I’m not a fan of Extropic, but I’m seeing a lot of misconceptions here.
They’re not building “a better rng”- they’re building a way to bake probabilistic models into hardware and then run inference on them using random fluctuations. Theoretically this means much faster inference for things like PGMs.
Skimmed the litepaper. Has the flavor of: you can do "simulated" annealing by literally annealing. I like the idea of using raw physics as a "hardware" accelerator, i.e. analog computing. fwiw, quantum computing can be seen as a form of analog computing.
I do think that a "better rng" can be interesting and useful in and of itself.
Thanks for the Normal Computing post, it felt more substantial.
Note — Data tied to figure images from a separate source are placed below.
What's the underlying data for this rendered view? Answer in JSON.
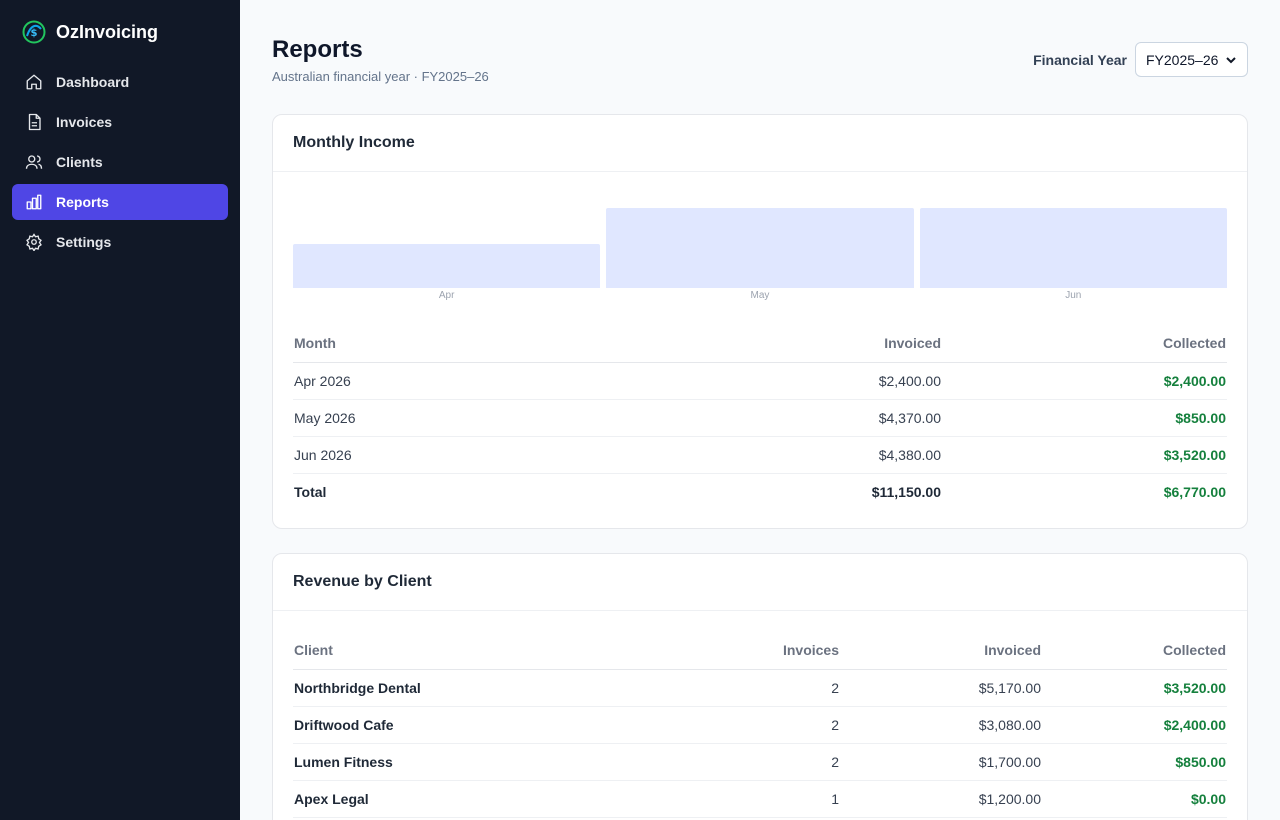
{
  "app": {
    "name": "OzInvoicing"
  },
  "sidebar": {
    "items": [
      {
        "label": "Dashboard",
        "icon": "home-icon"
      },
      {
        "label": "Invoices",
        "icon": "document-icon"
      },
      {
        "label": "Clients",
        "icon": "users-icon"
      },
      {
        "label": "Reports",
        "icon": "bar-chart-icon",
        "active": true
      },
      {
        "label": "Settings",
        "icon": "gear-icon"
      }
    ]
  },
  "header": {
    "title": "Reports",
    "subtitle": "Australian financial year · FY2025–26",
    "fy_label": "Financial Year",
    "fy_selected": "FY2025–26"
  },
  "monthly": {
    "title": "Monthly Income",
    "columns": [
      "Month",
      "Invoiced",
      "Collected"
    ],
    "rows": [
      [
        "Apr 2026",
        "$2,400.00",
        "$2,400.00"
      ],
      [
        "May 2026",
        "$4,370.00",
        "$850.00"
      ],
      [
        "Jun 2026",
        "$4,380.00",
        "$3,520.00"
      ]
    ],
    "total": [
      "Total",
      "$11,150.00",
      "$6,770.00"
    ]
  },
  "chart_data": {
    "type": "bar",
    "categories": [
      "Apr",
      "May",
      "Jun"
    ],
    "values": [
      2400,
      4370,
      4380
    ],
    "title": "",
    "xlabel": "",
    "ylabel": "",
    "ylim": [
      0,
      4380
    ],
    "grid": false,
    "color": "#e0e7ff"
  },
  "clients": {
    "title": "Revenue by Client",
    "columns": [
      "Client",
      "Invoices",
      "Invoiced",
      "Collected"
    ],
    "rows": [
      [
        "Northbridge Dental",
        "2",
        "$5,170.00",
        "$3,520.00"
      ],
      [
        "Driftwood Cafe",
        "2",
        "$3,080.00",
        "$2,400.00"
      ],
      [
        "Lumen Fitness",
        "2",
        "$1,700.00",
        "$850.00"
      ],
      [
        "Apex Legal",
        "1",
        "$1,200.00",
        "$0.00"
      ]
    ]
  },
  "colors": {
    "sidebar": "#111827",
    "accent": "#4f46e5",
    "collected": "#15803d"
  }
}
We experimented with doing ML training with it, but it's not clear that it trains any better than a non-broken PRNG. It might be fun to feed the output into stable diffusion and see how cool the pictures are, though.
It did make me curious however, if we dropped the requirement that operations return correct values in favor of probably correct values - would we see any material computing gains in hardware? Large neural models are intrinsically error correcting and stochastic.
I’m unfortunately not familiar enough with hardware to weigh in.
The trouble is if you use actual randomness then you lose repeatability which is an incredibly useful property of computers. Have fun debugging that!
What you want is low precision with stochastic rounding. Graphcore's IPUs have that and it's a really great feature. It lets you use really low precision number formats but effectively "dithers" the error. Same thing as dithering images or noise shaping audio.
I wouldn't want to write this off because you get the feeling these guys are on to something that could be hugely important (ignoring quantum this thermodynamic that) - but surely it feels like they need to get to the point a lot faster e.g.
"We're taking a new approach to building chips for AI because transistors can't get any smaller."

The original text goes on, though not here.